Ano passado uma nova diretoria assumiu o comando do Goiás Esporte Clube. A chapa foi encabeçada por Sérgio Rassi, para assumir a presidência, e a linha de trabalho era clara: sanear o clube e acabar com as inúmeras dívidas feitas durante as últimas gestões. Missão honrosa e complicada, praticamente impossível no cenário atual do futebol brasileiro.

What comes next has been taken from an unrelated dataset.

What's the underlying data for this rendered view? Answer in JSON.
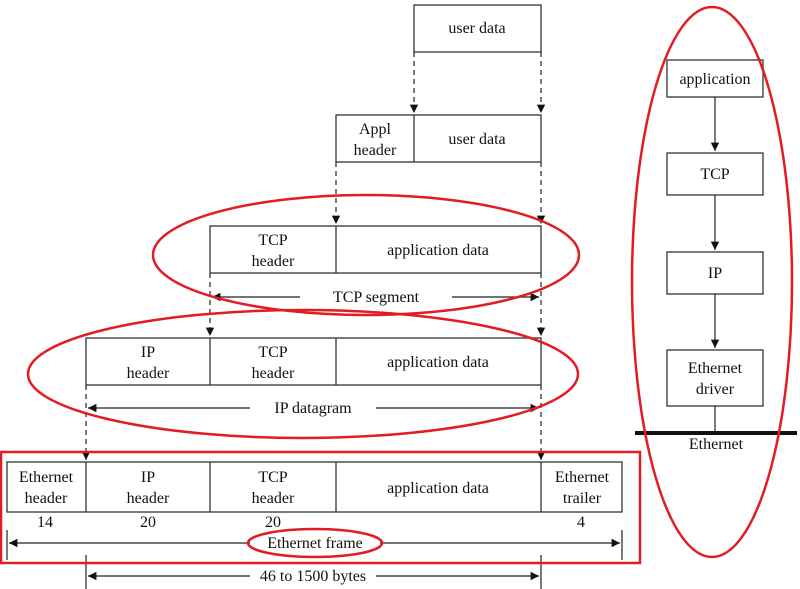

2014 se foi, as dívidas diminuíram e mesmo com poucos investimentos o Goiás conseguiu seu objetivo: permanecer na Série A. Ok, 2015 então seria diferente. Com as contas ajustadas, os investimentos no futebol poderiam ser maiores e, com isso, o Goiás teria um elenco mais qualificado e preparado para alçar voos mais altos, certo? Errado. 1/3 do ano já foi cumprido, o Campeonato Goiano está no fim e o Goiás ainda não tem um time pronto para o Brasileirão.
Mesmo com a atitude louvável de Sérgio Rassi em manter nas rédeas as finanças do clube, a situação é para se preocupar. O Goiás é um time de futebol e, como tal, exige que a atenção principal esteja no futebol. As dívidas imensas, que tinham que ser controladas, já foram. O próximo passo é cuidar do maior patrimônio de um clube: a torcida. E essa, ultimamente vem dando todos os sinais possíveis (uns até claros demais, como o do rapaz que incendiou a própria camisa do Goiás em um vídeo viral na internet) que não está satisfeita em nada com o clube.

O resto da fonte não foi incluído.